Overbite
Shakespeare penned the eyes as windows to the soul. Today, thanks to COVID masks, the metaphor lands hard, as the eyes are basically the only avenue for expression.
Social interactions are fucking awkward. Even in the company of close friends, I grind forever to find the right gear. And with strangers, that’s a way more complicated beast.
By now maybe you’ve tried smiling with your eyes?
I prefer smiling with my eyes with or without COVID in the picture. My teeth are a goddamn nightmare so I like them incognito. I have a front gap tooth due to bone decay. One tooth’s gum has receded so far, that if I smile too large, I traumatize people. In their eyes, I see the instance they glimpse that rotten soft tissue around the fencepost of grey bone matter. Their expressions feign sympathy and disgust. To pour it on, most of the molars are crowns or have cracked silver fillings, which means I can’t open up wide when laughing hard lest these eyesores reveal themselves.
The shame of it: my full smile is actually warm and contagious, foiled in my older age by bad teeth. All is not lost though because my eyes actually pull it off.
If you can’t smile with your eyes, maybe just nod and close your eyes. Don’t wink. I did that to some lady at Whole Foods last week and it didn’t go over well. Winking should get a break on the creepiness scale during COVID, but I get it.
In any case, your commitment to that mask life doesn’t mean you can neglect your choppers forever. You will pay. I’m learning that lesson the hard way.
It began with the best fucking intentions. A handful of gummy vitamins. The high fiber dosage of 6 is not for the faint of jaw. As I was about to swallow, something felt off. That was my new crown attempting to stowaway in the wad to my stomach.
Lovely.
This was 6 months ago when dental visits were not de rigeur. Reclined indoors for long stretches, mouth agape, strangers hovering - that’s no place to be avoiding a plague, so I decided to live with it.
As many weeks passed, the slow, anxious burn of dissonance marinated in me. Romantically, I convinced myself that losing a tooth to a global pandemic could make good fodder, the loss would be a battle scar to regale and laugh about on the other side of this crisis - a less than tragic reminder of what went down. It was a back molar in any case, so nothing aesthetically alarming.
Eventually, thanks to so much nocturnal grinding, several teeth began to scream when dashed with shots of hot or cold.
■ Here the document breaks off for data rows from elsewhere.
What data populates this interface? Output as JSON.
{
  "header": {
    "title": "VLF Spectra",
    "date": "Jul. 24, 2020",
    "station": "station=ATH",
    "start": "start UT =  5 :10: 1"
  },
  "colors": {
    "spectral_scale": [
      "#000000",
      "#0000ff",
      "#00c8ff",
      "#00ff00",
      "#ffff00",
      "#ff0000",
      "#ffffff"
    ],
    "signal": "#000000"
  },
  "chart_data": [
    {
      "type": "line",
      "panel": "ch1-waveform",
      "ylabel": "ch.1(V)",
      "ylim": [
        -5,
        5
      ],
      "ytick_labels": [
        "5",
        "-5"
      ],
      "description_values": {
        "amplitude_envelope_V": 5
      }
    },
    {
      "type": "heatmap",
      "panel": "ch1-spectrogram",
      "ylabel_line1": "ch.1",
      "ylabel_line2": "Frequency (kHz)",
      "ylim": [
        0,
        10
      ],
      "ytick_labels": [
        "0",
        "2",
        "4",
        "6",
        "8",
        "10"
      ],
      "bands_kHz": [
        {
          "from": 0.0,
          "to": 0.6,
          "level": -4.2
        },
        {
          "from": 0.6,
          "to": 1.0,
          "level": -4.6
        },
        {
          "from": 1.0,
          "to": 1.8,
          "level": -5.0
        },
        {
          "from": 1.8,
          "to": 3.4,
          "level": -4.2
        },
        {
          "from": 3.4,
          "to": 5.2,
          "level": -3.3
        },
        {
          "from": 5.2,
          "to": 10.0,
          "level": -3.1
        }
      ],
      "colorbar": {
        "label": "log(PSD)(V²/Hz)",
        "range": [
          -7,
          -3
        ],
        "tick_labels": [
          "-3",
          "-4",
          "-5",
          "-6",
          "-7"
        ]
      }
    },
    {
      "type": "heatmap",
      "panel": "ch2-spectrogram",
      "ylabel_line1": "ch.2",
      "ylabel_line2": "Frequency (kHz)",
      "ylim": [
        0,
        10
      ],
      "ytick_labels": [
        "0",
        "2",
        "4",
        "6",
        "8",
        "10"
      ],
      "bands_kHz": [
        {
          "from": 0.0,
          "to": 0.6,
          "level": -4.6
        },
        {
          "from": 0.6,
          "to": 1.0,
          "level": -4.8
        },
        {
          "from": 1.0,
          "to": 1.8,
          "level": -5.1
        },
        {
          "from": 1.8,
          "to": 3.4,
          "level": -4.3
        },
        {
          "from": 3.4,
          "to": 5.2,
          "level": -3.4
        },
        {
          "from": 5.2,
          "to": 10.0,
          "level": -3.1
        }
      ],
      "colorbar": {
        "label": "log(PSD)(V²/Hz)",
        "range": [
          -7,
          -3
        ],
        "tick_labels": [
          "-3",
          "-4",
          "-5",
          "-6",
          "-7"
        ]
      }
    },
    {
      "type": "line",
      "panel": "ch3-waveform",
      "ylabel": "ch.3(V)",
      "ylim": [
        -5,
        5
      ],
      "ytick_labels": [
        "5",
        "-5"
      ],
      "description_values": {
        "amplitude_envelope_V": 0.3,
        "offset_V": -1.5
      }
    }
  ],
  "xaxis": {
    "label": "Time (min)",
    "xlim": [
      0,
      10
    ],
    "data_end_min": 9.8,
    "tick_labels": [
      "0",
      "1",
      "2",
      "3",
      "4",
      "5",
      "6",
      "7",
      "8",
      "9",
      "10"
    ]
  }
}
No longer could I guide food to “safe” corners of my mouth to chew without sparking pain. The gig was up.
In the dark depths of a self loathing bender, the last thing you want is a large flat screen view of your garbage mouth. It does absolutely nothing good for your outlook. That horrifying image stared at me over the shoulder of the dentist as he began to scratch the surface of the many issues in front of me, caveated with ballpark price tags - a transparency I appreciated even as it bloated me with dread.
The litany was too much to process. It had been a particularly bad week for me mentally and emotionally. Landing in this chair only packed those wounds with salt.
I’d like to leave now.
He and the hygienist exchanged glances.
We’re finished for today, right?
Deciphering my vibe, he clicked off the screen with a remote and nodded to the hygienist. She read the cue and left the exam room.
In the car, I rested my head on the steering wheel and let the tears fall into my lap as I recycled the hefty ask he dropped before I departed.
Do you want to save your teeth?
Who says no to a question like that?
I didn’t decline, but I sidestepped any huge commitments. We left it that I’d do a scaling treatment, in two parts, to clear the deck for a better read. I’m no stranger to that style of deep cleaning, and the pain it packs, so I agreed to get it done and return for a consult after.
Today I received a text message confirming an appointment for January 7. This will be the moment of truth when they unveil a plan to rescue the ruins of my mouth.
As my thumb hovers above the confirmation link on the screen, my mind goes to Shakespeare’s take on the eyes and I wonder if he had any quips on the mouth stashed in some metaphor junk drawer.
If the eyes are windows to the soul, In my case, the mouth is a cellar doorway into the musty crawlspace of dysfunction and despair and I’m about to deep dive in.
My thumb reconsiders and lands on the ‘reschedule’ link.